Guerra di spot tra (e nei) partiti

Nei giorni precedenti alle importanti primarie del 6 maggio continuano gli scambi di cortesie tra i candidati e i partiti, con una serie di fuochi incrociati che vedono Obama contro la Clinton, ma la Clinton e i Repubblicani contro Obama. McCain sembra voler tenere fede al suo impegno per una campagna elettorale "rispettosa", e può permetterselo perchè ci pensa il Partito Repubblicano a finanziare spot non propriamente all'insegna del fair play. Dopo la campagna in North Carolina, è la volta di una nuova batteria di spot in Mississippi e Louisiana, per un costo totale di 500.000 $. Il Gop è quindi certo che Obama sarà il nominato Democratico, e parte già da ora con la campagna per indebolirlo, soprattutto negli stati in cui finora ha vinto con maggiore agilità.
Il primo di questi spot è già andato in onda, e come già successo in North Carolina si usano le controverse dichiarazioni del Reverendo Wright per attaccare Obama e contemporaneamente il Democratico Travis Childers, appoggiato da Obama, candidato al Congresso in uno dei distretti più conservatori del Mississippi. Childers viene accusato nel video di non aver detto nulla riguardo Wright e di non essersi dissociato dalle dichiarazioni di Obama sulla provincia americana.

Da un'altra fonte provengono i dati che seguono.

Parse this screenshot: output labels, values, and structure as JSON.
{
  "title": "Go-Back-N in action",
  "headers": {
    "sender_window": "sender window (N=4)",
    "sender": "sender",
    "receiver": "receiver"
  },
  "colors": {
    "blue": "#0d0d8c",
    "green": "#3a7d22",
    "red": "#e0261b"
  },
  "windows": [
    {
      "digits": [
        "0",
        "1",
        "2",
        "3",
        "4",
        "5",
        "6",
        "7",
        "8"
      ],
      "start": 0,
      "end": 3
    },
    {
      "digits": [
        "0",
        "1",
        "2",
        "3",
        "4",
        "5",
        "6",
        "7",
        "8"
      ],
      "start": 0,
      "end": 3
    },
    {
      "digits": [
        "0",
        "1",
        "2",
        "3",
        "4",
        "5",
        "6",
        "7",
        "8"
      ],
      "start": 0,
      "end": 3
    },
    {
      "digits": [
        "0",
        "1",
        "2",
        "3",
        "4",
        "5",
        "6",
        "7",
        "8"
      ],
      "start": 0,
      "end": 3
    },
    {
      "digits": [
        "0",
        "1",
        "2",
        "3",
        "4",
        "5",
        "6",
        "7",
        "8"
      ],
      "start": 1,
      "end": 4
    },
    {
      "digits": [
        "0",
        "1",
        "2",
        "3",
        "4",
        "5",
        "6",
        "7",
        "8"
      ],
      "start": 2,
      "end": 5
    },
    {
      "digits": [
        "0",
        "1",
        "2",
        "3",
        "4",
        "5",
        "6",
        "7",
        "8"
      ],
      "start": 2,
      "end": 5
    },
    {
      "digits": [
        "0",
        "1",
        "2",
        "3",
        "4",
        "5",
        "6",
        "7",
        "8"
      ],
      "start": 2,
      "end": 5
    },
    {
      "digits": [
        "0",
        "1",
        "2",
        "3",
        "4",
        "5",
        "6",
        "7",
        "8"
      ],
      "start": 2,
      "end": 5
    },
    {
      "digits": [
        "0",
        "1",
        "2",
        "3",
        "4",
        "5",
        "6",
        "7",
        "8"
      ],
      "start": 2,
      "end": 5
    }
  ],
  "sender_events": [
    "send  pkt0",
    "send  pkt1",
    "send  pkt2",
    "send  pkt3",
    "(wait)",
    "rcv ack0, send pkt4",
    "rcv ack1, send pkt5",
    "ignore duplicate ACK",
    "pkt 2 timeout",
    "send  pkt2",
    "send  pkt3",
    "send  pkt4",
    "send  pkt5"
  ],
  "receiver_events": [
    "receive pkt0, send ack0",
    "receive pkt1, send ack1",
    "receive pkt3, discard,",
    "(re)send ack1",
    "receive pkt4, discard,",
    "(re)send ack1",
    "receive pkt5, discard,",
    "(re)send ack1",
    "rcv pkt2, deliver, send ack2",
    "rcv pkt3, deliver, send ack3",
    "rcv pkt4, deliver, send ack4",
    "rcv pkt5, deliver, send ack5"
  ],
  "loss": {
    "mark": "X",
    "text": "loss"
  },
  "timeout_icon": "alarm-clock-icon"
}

Obama è però oggetto di attacchi anche in Indiana, dove i sostenitori della Clinton stanno puntando tutti i loro fondi residui nel tentativo di annullare il minimo vantaggio che i sondaggi danno al Senatore. L'American Leadership Project ha speso 700.000 $ per uno spot, che andrà in onda negli ultimi giorni di campagna elettorale, in cui si criticano le posizioni di Obama sull'economia e il welfare. Lo spot sarà simile a quello andato in onda in Pennsylvania e che evidenziava le differenze tra i piani sanitari della Clinton e di Obama, ma sarà incentrato sull'occupazione.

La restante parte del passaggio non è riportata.